Gokula139 commented 2 months ago

Not the html file is generated for all the fastq files. HTML file is created only for 40 and then there is no response from the container. It is running for a long time, and it is not stopping as well.

s-andrews commented 2 months ago

If you've run this as a single-threaded process then you should be able to figure out which file is causing the crash/stall as it would be the next one in the list which didn't get processed. If you can then try to run that file and see what output is generated we can try to track this down. Alternatively if you can share the file which is failing with me then I can run it and see what happens. If the process has been stalled for more than a few minutes with no additional output then there's no point leaving it running so you can kill the process which is there and start again on the problematic file.

Gokula139 commented 2 months ago

Hello,

I am trying to find logs for this process. But I couldn't find the logs, where the logs will be written to? Directly in the console or somewhere. If it is somewhere, could you please tell me where I can find it?

Thanks

Gokula139 commented 2 months ago

Will the issue raise because of memory! what is the default memory the JVM uses here? Do we have any ways to increase it through parameters?

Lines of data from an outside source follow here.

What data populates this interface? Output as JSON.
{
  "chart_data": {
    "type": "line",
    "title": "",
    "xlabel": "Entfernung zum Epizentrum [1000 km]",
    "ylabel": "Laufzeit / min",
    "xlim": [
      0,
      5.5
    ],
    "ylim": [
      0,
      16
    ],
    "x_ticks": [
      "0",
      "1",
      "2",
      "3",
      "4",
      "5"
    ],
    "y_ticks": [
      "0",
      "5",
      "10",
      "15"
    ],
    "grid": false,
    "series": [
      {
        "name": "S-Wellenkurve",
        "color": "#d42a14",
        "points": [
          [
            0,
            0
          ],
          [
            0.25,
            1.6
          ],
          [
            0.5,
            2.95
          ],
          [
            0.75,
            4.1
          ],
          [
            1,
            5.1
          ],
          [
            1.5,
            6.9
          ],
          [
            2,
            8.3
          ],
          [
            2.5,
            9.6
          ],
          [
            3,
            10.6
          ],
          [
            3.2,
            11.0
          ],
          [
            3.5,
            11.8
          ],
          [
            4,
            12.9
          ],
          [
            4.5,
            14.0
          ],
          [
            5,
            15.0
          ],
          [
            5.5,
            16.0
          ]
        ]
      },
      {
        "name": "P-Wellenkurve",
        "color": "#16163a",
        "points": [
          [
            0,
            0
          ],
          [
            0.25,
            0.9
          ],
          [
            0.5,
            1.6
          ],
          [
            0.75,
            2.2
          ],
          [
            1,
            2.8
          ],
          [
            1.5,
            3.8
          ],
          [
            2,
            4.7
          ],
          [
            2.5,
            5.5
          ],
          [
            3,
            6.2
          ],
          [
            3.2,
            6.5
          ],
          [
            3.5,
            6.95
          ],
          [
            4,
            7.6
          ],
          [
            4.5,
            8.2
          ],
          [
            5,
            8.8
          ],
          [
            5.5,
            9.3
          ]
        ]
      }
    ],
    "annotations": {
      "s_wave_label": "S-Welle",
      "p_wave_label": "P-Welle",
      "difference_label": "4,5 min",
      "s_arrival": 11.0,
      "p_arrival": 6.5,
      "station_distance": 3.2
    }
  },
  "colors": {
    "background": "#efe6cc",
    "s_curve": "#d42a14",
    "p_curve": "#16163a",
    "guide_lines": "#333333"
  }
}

s-andrews commented 2 months ago

If you're using the latest FastQC then it will assign 512MB to each thread you launch. This should be enough for pretty much all libraries, but if you need more then you can increase this using the --mem command line option.

When launching this on a cluster you will need to assign slightly more than 512MB per thread as there will be a memory overhead from the JVM itself. If you assign a few GB that should cause no issues and should be more than enough.

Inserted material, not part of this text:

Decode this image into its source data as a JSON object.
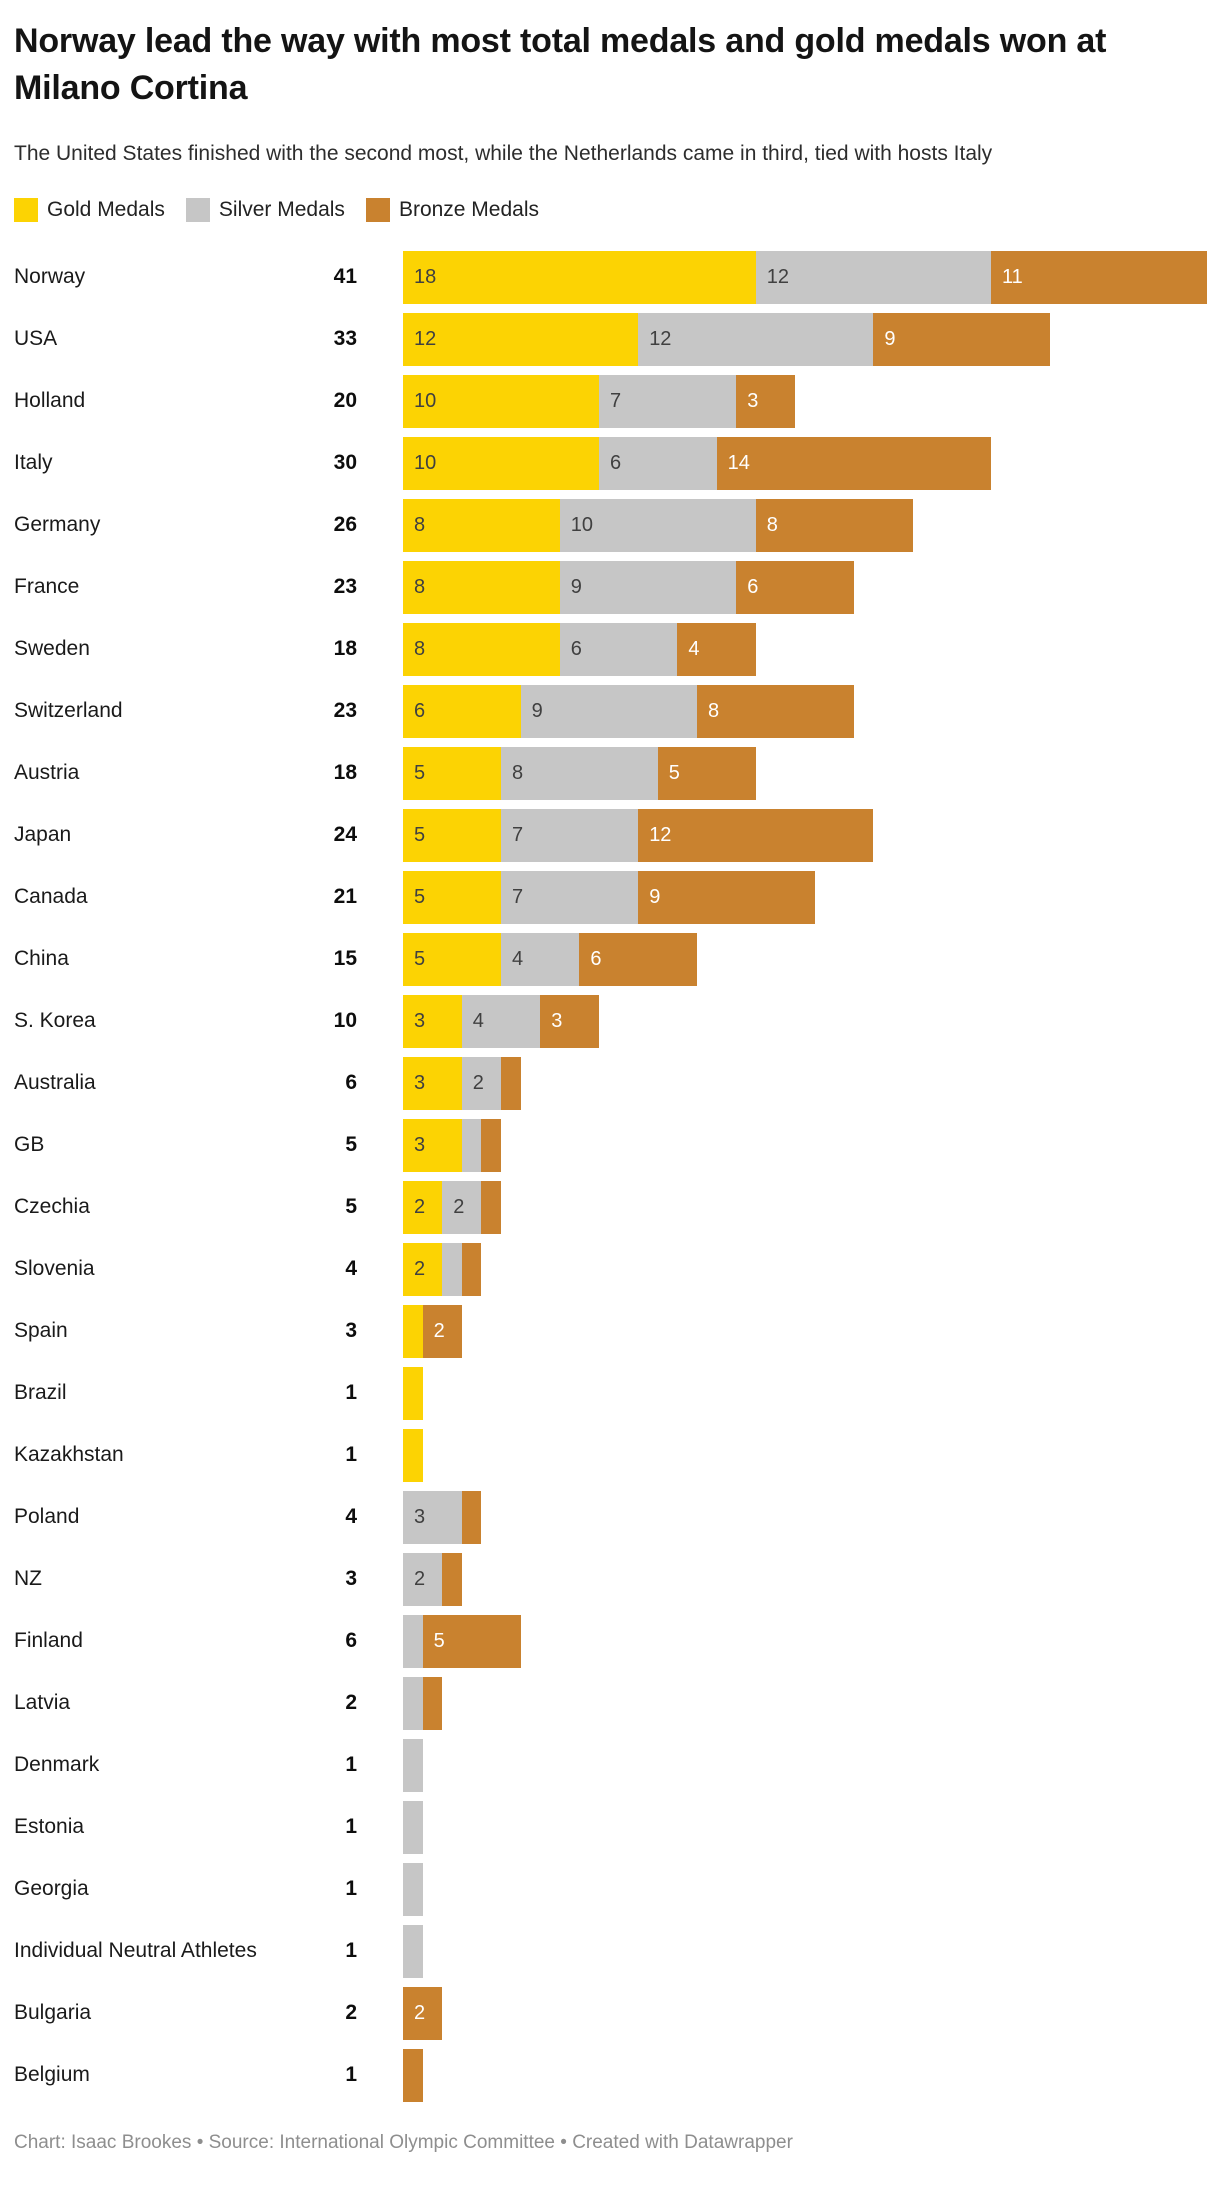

s-andrews commented 2 months ago

I am trying to find logs for this process. But I couldn't find the logs, where the logs will be written to? Directly in the console or somewhere. If it is somewhere, could you please tell me where I can find it?

It really depends how you've run this. FastQC itself just writes this information to stdout and stderr, so it will be wherever you are sending that in the way you launch the program. If you just did:

fastqc mydata.fq.gz

Then it will just print to the terminal in which the process was launched. If you did a redirection such as:

fastqc mydata.fq.gz > log.txt 2>errors.txt

Then the output will go into the log.txt and errors.txt

If you've run this on a cluster with something like:

ssub -o log.txt fastqc mydata.fq.gz

Then it will go into the log file you specified. If you are using slurm and don't specify a log file then it goes to a file in your home directory named after the job id, so something like 1234.o or 1234.e.